Das Anlegen einer PDA erfolgt durch einen Anästhesisten. Die Gebärende sitzt dabei auf dem Bett oder liegt zusammengekrümmt in der Seitenposition, um die Wirbelsäule optimal zugänglich zu machen. Nach einer lokalen Betäubung der Haut wird mit einer speziellen Nadel der Periduralkänal aufgesucht und ein dünner Kunststoffkatheter eingelegt. Die Nadel wird anschließend entfernt; der Katheter verbleibt mit einem Pflaster fixiert auf dem Rücken. Das Einlegen dauert in der Regel 10 bis 20 Minuten; die Schmerzlinderung setzt nach etwa 10 bis 20 Minuten ein.

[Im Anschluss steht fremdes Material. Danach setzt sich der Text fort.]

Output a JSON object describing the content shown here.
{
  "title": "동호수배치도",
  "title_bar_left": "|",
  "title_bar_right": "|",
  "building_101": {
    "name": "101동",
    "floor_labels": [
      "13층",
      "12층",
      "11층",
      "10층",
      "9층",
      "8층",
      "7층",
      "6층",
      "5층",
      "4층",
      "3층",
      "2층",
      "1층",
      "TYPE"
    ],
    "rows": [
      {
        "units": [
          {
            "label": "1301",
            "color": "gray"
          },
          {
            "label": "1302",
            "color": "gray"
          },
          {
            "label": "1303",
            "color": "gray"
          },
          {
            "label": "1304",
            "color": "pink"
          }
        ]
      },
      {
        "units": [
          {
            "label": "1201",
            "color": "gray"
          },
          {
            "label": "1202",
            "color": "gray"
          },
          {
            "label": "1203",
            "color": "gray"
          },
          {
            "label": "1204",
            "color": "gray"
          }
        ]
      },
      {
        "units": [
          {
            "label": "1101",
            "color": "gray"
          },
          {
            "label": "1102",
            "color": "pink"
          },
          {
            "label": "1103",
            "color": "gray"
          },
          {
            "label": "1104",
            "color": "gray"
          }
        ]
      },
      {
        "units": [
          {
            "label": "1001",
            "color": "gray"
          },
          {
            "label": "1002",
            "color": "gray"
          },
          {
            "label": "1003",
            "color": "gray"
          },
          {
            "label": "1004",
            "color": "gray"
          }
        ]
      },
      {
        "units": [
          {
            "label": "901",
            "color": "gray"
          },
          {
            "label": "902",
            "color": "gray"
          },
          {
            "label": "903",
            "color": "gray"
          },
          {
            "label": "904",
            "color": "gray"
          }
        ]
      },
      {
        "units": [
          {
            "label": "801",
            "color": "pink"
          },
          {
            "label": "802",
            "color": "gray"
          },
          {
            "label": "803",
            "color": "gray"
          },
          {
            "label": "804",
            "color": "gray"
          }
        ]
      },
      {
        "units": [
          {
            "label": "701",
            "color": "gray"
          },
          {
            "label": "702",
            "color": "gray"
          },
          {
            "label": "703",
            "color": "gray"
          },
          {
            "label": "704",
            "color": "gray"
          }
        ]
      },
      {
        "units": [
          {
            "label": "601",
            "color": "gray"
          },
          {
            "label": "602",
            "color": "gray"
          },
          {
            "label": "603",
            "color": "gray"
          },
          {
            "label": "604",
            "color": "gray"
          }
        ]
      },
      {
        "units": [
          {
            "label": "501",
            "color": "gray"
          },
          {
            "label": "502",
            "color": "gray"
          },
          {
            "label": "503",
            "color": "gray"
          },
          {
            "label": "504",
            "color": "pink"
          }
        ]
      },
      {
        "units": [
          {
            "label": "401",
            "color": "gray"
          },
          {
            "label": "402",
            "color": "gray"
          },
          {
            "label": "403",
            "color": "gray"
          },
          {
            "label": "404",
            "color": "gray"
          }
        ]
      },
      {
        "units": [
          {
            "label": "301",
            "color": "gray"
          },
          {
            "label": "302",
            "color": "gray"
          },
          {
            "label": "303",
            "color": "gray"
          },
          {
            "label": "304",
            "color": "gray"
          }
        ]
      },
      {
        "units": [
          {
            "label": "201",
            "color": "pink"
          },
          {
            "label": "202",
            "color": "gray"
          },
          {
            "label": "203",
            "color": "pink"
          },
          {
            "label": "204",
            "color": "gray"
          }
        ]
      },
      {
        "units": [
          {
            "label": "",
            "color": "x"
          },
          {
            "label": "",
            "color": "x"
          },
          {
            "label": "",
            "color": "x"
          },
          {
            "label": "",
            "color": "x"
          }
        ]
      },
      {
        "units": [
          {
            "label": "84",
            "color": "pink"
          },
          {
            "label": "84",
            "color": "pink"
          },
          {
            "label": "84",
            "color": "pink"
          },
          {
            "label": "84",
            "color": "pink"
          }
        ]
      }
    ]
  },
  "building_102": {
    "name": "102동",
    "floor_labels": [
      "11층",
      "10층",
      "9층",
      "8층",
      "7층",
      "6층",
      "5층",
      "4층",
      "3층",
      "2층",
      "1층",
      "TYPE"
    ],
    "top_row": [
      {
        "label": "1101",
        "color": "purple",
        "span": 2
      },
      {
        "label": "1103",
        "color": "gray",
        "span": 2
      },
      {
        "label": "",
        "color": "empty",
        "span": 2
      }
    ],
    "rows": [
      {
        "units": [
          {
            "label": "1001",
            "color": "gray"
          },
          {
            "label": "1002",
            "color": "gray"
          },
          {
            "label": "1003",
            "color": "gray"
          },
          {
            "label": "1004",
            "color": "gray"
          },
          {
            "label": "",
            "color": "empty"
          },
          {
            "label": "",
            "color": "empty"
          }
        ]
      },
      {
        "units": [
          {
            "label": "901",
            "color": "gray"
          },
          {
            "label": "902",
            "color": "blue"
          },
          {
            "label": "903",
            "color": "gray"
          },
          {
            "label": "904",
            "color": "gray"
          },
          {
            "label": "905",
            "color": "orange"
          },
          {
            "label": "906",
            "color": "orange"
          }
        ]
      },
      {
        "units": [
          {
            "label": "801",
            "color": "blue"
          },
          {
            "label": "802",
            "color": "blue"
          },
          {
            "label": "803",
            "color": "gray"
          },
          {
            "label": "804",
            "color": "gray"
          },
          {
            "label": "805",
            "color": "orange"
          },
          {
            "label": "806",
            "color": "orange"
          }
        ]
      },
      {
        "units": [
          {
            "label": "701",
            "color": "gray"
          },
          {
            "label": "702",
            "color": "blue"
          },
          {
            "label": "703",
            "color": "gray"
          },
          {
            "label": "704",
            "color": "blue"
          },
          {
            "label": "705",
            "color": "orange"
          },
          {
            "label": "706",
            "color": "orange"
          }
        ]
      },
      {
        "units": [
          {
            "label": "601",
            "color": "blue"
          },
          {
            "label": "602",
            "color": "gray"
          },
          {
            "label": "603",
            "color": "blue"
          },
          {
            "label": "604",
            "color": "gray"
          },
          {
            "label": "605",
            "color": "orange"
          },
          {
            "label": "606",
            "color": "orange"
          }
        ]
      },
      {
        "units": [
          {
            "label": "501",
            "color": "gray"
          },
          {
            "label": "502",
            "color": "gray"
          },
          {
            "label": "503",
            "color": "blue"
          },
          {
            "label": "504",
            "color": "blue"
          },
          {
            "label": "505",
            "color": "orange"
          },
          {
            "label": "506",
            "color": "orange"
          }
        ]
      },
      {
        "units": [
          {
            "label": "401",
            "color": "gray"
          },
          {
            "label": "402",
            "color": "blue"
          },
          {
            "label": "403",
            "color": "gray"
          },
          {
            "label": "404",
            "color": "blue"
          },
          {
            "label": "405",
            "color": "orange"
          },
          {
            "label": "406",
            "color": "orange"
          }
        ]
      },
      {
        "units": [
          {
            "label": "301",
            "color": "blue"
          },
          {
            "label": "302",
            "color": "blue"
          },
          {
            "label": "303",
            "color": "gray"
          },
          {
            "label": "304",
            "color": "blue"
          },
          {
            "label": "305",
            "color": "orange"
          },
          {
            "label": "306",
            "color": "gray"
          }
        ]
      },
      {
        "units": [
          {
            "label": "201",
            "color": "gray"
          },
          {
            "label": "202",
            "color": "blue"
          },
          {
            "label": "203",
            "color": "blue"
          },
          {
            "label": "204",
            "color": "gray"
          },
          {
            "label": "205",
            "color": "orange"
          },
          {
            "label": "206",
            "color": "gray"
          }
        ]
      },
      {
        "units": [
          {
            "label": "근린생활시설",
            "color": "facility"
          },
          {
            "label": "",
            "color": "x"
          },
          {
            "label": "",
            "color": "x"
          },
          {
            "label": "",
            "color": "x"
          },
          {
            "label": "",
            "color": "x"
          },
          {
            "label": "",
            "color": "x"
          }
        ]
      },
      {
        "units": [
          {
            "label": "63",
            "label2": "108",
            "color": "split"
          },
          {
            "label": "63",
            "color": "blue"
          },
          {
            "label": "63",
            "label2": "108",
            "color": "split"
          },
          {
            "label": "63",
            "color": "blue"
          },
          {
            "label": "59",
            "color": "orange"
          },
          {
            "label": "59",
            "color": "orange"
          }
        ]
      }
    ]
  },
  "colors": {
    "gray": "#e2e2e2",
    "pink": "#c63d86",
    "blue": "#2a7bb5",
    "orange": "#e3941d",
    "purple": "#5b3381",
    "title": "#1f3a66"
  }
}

Vorteile der PDA bei der Geburt

  • Effektive Schmerzlinderung bis hin zur vollständigen Schmerzfreiheit
  • Erhalt des Bewusstseins und aktiver Teilnahme an der Geburt
  • Dosierung kann flexibel angepasst werden
  • Im Falle eines Not-Kaiserschnitts kann der bereits liegende Katheter genutzt werden
  • Reduzierung von Geburtsangst und Stress

Mögliche Risiken und Nebenwirkungen

Die PDA gilt als sicheres Verfahren, kann jedoch in seltenen Fällen Nebenwirkungen verursachen:

  • Blutdruckabfall: Häufigste Nebenwirkung; wird durch Infusionen und Lagerung behandelt
  • Kopfschmerzen: Entstehen, wenn die äußere Rückenmarkshäute (Dura) versehentlich punktiert wird (sogenannte postpunktionelle Kopfschmerzen)
  • Taubheitsgefühl oder Schwäche in den Beinen: Meist vorübergehend
  • Jückreiz: Besonders bei Verwendung von Opioiden
  • Verlangsamter Geburtsfortschritt: In manchen Fällen möglich
  • Infektionen oder Nervenschäden: Sehr selten

Schwerwiegende Komplikationen sind äußerst selten und werden durch sorgfältige Überwachung minimiert.

PDA und das Neugeborene

Studien zeigen, dass die bei der PDA verwendeten Medikamente in der Regel nur in sehr geringen Mengen in den Mütterlichen Blutkreislauf und kaum über die Plazenta zum Kind gelangen. Das Neugeborene wird dadurch in aller Regel nicht beeinträchtigt. Die Überwachung des kindlichen Herzschlags mittels CTG (Kardiotokografie) erfolgt während der gesamten Geburt.

Alternativen zur PDA

Es gibt verschiedene andere Methoden zur Schmerzlinderung unter der Geburt, die allein oder in Kombination eingesetzt werden können:

  • Lachgas (Distickstoffmonoxid)
  • Opioid-Injektionen (z.B. Pethidin)
  • TENS (transkutane elektrische Nervenstimulation)
  • Wassergeburt / Entspannungsbad
  • Atemtechniken, Hypnobirthing und Entspannungsverfahren
  • Homöopathie (wissenschaftlich nicht belegt)

Quellen

  1. Deutsche Gesellschaft für Anästhesiologie und Intensivmedizin (DGAI): Leitlinie zur geburtshilflichen Anästhesie, 2021.
  2. Anim-Somuah M, Smyth RMD, Cyna AM, Cuthbert A. Epidural versus non-epidural or no analgesia for pain management in labour. Cochrane Database of Systematic Reviews. 2018;(5):CD000331.
  3. Simmons SW, Taghizadeh N, Dennis AT, Hughes D, Cyna AM. Combined spinal-epidural versus epidural analgesia in labour. Cochrane Database of Systematic Reviews. 2012;(10):CD003401.